Life

This Kinsey Scale For Asexual People Still Sucks

Oh boy. People really do not want to let go of the Kinsey scale. But it's time, you guys. It's really, really time. The latest foray into using it in the name of bad science involves a re-imagining of the scale, originally developed by Alfred Kinsey & Co. in the late 1940s to measure sexual orientation on a scale from 0 to 6, with 0 being exclusively heterosexual and 6 being exclusively homosexual. This re-imagining, called the Purple-Red Scale of Human Attraction, attempts to take expressions of asexuality into account, and apply them to Kinsey's scale. At face value, that sounds great! The Kinsey scale has widely been critiqued for leaving out folks of asexual orientation, and the person who developed the Purple-Red Scale is inclusive of aromantic asexuals, as well as romantic asexuals, plus folks who experience tertiary sexuality, and secondary sexuality.

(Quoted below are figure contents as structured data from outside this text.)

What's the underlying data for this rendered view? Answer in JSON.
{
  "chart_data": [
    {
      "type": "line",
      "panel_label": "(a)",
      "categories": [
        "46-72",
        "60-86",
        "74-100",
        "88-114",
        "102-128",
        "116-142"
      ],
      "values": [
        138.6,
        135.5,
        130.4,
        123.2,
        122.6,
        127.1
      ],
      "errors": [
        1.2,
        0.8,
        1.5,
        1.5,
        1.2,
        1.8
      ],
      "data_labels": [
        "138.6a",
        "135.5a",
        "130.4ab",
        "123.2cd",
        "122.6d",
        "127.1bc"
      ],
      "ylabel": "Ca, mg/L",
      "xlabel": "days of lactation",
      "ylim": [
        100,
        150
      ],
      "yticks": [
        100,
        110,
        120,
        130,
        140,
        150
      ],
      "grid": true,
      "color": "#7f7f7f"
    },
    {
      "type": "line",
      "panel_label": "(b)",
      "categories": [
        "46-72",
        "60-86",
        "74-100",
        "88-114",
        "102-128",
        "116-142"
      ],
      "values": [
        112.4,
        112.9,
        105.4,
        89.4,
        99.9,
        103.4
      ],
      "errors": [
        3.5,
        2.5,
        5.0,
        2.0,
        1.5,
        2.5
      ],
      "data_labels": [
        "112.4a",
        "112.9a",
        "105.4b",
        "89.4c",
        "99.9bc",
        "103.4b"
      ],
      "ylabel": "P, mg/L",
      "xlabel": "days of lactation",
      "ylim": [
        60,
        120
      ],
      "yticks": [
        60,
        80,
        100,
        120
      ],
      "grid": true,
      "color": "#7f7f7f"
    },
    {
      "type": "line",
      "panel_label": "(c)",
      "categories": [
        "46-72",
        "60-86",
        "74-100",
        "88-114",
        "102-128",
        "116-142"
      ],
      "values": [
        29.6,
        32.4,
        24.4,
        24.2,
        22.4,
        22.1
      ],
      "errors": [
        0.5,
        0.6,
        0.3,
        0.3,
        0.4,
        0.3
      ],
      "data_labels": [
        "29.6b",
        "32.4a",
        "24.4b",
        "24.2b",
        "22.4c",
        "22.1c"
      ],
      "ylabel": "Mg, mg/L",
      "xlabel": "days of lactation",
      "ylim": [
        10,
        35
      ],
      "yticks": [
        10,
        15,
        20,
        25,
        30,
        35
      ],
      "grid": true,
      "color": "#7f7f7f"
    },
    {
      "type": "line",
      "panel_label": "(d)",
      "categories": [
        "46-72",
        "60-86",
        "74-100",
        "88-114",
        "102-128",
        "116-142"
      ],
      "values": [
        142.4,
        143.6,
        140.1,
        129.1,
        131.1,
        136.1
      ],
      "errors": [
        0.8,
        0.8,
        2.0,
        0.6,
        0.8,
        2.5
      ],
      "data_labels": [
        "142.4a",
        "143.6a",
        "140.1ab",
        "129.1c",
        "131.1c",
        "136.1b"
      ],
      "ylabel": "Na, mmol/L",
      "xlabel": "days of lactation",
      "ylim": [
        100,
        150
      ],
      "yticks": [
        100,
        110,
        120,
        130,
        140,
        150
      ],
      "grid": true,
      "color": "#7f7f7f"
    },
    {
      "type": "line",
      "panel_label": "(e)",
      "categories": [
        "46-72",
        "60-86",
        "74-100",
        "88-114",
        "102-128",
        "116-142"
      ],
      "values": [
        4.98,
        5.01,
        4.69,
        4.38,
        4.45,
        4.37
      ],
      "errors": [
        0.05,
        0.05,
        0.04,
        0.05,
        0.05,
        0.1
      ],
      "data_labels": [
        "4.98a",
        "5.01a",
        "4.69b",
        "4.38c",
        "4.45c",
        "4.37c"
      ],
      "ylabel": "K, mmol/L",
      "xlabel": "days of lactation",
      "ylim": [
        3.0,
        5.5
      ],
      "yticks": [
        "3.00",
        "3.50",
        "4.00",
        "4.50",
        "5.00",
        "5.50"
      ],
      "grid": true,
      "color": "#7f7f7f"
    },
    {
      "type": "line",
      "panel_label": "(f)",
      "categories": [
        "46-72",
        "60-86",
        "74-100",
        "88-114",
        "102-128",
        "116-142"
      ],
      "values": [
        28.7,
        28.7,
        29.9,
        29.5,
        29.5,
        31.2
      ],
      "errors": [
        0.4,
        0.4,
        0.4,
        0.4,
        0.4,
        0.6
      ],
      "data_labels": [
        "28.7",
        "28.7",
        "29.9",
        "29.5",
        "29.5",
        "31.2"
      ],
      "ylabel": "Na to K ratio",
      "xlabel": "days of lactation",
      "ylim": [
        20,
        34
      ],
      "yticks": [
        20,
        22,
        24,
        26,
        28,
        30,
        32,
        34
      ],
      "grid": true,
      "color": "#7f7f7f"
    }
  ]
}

Folks who experience sexual desire are represented by the attraction types "primary sexuality" and "hyper sexuality." A breakdown of what those identities mean, if you need a refresher, and their placement on the Purple-Red Scale follows:

"A (Aromantic Asexuality): Experiences no attraction, besides friendship and/or aesthetic attraction.B (Romantic Asexuality): Not interested in sexual relations whatsoever, but open to romance, touch, or bonds stronger than friendship.C (Tertiary Sexuality): Experiences no sexual attraction, but willing to do it for other reasons, such as children, pleasing their partners, etc.D (Secondary Sexuality): May develop lustful feelings over the course of a relationship, but not at first.E (Primary Sexuality): Sexual desire is established from the get-go, even if it is not acted upon. However, other components (such as companionship) are essential to these individuals.F (Hyper Sexuality): Sex is the be-all-end-all purpose of any relationship. Everything else is just a consolation prize or means to an end."

So nuanced! So inclusive!

So the way you're identified on the Purple-Red Scale is with the letter that corresponds to your attraction type, plus the Kinsey scale number from 0-6 that describes your sexual orientation. If you identify as a homoflexible, romantic asexual, then you would be a B5. If you identify as an exclusively straight, hypersexual person, then you would be an F0. Except there's still one giant problem with the Kinsey scale that not even this admirable attempt at updating it tackles: gender isn't binary.

At the risk of repeating myself, I'm going to quote myself from the last time a sex study using the Kinsey scale forced me to address this:

"The Kinsey scale is predicated on the outdated notion that gender is binary. Your only options are to choose whether you are attracted to people assigned the sex you were assigned at birth or people assigned the opposite sex, which isn't how gender works, and thus isn't how we describe sexual orientation anymore. The Kinsey scale assumes a cisgender experience of both the person self-reporting, and the gender to whom they are attracted. The reality behind sexual fluidity is that fluid people find themselves attracted to masculinity, femininity, and/or androgyny, not simply 'men,' 'women,' and/or 'both.' Sometimes the packaging of 'biological sex' matters in the attraction, but most of the time, it doesn't. The Kinsey scale, however, only works in terms of 'same or opposite sex.'"

As the way people define their gender identity grows more complex, so, too, will the way people define their sexual orientation. It's impossible to measure attraction to a gender identity on a binary scale, even with the extra accounting of asexual identities.

To paraphrase my close personal friend Regina George in this matter: "Stop trying to make the Kinsey Scale happen. It's not going to happen.